L'annonce est venue de la Présidence elle-même. Théophane Nzame Nze Biyoghe, porte-parole de la présidence de la République, a détaillé la marche à suivre pour transformer une échéance réglementaire en réussite économique.

L'enjeu est simple à comprendre : dans moins de six mois, il ne sera plus possible de faire entrer du poulet de chair étranger sur le territoire gabonais. Or ce produit reste aujourd'hui une denrée massivement importée, présente sur toutes les tables, des marchés de Libreville aux étals de Port-Gentil.

Un pari agricole à haut risque

Interdire sans avoir sécurisé la production locale reviendrait à créer une pénurie. C'est tout le sens de cette enveloppe de 120 milliards FCFA : elle doit servir à monter en puissance la filière avicole nationale avant que le robinet des importations ne se ferme.

Concrètement, cela suppose des fermes capables de produire en volume, un accès à l'aliment pour bétail à coût maîtrisé, et une chaîne de distribution fiable jusqu'aux consommateurs. Ces aspects opérationnels, pour l'instant, restent à préciser dans le détail par les autorités.

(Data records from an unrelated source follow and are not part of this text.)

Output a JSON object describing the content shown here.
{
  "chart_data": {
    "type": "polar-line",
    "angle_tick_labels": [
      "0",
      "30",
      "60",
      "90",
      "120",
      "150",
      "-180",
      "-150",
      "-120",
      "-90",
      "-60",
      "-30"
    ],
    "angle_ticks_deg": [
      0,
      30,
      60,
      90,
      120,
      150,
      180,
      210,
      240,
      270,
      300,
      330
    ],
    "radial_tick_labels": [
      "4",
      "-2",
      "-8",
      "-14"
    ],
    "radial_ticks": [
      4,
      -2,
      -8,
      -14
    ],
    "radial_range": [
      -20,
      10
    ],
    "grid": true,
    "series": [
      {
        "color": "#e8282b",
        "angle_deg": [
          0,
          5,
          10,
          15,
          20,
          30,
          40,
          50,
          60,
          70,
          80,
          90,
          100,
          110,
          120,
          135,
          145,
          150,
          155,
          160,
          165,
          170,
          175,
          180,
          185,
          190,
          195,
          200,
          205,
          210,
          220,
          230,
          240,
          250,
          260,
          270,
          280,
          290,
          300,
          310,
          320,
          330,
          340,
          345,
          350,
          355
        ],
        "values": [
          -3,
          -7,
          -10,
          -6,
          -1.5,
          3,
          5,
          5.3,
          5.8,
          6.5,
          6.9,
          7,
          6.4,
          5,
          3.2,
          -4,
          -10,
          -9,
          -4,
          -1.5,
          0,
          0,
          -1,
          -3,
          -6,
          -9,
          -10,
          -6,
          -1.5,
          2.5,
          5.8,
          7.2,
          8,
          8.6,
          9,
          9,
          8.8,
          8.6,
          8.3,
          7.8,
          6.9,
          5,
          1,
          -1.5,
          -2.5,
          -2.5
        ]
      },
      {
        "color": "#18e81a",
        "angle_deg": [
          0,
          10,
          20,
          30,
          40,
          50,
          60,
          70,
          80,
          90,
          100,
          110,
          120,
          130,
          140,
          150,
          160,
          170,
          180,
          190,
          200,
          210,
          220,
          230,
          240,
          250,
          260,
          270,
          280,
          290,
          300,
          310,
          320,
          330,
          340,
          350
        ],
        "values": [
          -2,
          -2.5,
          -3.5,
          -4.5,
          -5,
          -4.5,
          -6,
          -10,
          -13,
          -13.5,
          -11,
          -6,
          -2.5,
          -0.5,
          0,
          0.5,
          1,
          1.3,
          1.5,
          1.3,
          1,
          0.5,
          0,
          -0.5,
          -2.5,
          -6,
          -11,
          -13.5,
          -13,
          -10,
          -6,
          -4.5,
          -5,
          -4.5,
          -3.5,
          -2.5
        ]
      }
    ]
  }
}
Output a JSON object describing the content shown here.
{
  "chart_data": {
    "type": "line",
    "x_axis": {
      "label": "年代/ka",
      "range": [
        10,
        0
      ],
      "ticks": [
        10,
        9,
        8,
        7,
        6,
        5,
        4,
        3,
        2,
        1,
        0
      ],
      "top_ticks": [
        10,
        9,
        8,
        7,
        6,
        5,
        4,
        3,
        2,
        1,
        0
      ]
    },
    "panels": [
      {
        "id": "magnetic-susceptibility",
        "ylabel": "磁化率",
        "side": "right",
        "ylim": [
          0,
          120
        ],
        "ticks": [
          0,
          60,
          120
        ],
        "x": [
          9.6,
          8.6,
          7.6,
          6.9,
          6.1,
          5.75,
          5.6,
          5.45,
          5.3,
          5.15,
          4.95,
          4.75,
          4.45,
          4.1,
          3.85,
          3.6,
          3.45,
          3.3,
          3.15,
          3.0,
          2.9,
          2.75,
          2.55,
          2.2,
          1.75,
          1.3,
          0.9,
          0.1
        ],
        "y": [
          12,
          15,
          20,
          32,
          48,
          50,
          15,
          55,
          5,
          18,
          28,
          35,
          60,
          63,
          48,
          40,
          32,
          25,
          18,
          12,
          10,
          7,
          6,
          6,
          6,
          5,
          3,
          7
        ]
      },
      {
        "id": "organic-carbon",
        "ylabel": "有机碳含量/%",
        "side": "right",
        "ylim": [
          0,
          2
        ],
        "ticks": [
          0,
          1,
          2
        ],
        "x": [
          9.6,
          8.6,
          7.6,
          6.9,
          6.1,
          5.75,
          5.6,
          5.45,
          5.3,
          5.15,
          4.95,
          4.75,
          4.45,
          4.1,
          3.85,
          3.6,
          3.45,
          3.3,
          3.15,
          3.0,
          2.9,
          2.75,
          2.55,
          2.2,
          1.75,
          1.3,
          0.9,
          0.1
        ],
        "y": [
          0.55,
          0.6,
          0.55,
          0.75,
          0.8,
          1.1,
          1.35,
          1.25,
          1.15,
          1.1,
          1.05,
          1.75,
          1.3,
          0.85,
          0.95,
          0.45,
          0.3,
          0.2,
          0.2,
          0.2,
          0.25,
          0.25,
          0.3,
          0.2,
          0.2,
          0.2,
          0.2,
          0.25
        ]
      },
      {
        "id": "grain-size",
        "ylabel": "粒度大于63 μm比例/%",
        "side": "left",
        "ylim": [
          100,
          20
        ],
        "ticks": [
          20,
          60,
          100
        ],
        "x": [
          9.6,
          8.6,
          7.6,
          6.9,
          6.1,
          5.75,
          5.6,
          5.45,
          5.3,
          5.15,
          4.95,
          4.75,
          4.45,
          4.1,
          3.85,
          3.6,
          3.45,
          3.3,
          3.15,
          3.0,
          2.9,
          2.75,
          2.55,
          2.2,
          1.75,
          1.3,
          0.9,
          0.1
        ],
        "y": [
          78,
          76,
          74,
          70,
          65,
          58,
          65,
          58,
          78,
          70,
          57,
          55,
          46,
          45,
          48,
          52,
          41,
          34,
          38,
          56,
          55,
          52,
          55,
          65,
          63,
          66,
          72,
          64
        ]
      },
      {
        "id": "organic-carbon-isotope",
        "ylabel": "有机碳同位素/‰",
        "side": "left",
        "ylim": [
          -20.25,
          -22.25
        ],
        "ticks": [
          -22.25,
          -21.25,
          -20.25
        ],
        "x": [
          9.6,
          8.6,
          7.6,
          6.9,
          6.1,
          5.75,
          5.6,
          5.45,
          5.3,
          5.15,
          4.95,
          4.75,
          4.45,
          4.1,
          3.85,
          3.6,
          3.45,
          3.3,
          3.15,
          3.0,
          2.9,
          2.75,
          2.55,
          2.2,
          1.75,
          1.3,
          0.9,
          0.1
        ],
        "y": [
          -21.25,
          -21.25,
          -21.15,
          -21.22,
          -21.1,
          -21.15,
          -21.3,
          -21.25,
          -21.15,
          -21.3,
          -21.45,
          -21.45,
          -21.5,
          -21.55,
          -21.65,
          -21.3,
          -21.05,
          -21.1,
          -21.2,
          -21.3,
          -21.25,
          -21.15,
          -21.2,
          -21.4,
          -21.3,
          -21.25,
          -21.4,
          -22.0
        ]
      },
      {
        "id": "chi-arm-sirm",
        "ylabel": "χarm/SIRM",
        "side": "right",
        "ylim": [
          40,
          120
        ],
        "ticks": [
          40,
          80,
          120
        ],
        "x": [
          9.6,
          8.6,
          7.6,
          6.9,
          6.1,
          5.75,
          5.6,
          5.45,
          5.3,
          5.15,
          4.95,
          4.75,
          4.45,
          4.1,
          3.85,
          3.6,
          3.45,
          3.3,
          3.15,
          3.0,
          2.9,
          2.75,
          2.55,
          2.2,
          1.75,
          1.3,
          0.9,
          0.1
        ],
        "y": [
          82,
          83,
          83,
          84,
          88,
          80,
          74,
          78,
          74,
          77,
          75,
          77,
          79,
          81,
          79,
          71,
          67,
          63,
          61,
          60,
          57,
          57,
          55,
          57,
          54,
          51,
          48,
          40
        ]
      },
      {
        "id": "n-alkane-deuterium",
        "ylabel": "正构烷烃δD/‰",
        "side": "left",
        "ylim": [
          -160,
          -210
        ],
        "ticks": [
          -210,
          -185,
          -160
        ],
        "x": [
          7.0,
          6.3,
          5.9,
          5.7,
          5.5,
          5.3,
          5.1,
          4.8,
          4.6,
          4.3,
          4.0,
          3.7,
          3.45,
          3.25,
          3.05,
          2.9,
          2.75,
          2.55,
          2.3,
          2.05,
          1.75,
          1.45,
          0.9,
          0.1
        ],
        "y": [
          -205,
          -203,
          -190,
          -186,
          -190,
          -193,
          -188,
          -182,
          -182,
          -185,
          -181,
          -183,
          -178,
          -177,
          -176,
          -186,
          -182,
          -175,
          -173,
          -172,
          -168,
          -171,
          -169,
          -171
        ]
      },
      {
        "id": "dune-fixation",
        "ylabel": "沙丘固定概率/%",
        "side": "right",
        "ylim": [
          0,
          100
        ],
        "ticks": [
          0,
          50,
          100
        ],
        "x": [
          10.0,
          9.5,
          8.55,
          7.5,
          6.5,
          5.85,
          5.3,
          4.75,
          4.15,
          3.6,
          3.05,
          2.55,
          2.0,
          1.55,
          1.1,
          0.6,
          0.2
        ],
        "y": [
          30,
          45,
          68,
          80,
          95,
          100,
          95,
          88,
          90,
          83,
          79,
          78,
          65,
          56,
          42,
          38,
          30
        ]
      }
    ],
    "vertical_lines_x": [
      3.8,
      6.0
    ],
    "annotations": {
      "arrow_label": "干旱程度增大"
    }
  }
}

Ce que ça change pour les Gabonais

Si le pari réussit, c'est une filière entière qui se construit sur le sol national, avec des emplois dans l'élevage, l'abattage et la logistique. Le Gabon réduirait aussi sa dépendance aux importations, un objectif porté depuis plusieurs années par les autorités.

Mais le risque existe aussi : si la production locale n'atteint pas les volumes nécessaires à temps, la facture pourrait se voir dans le prix du poulet en rayon. L'échéance de 2027 ne laisse plus beaucoup de marge.

Des précisions supplémentaires sont attendues sur le calendrier de déploiement des fonds et les filières bénéficiaires. Tam-Tam suivra ce dossier de près jusqu'à l'entrée en vigueur de l'interdiction.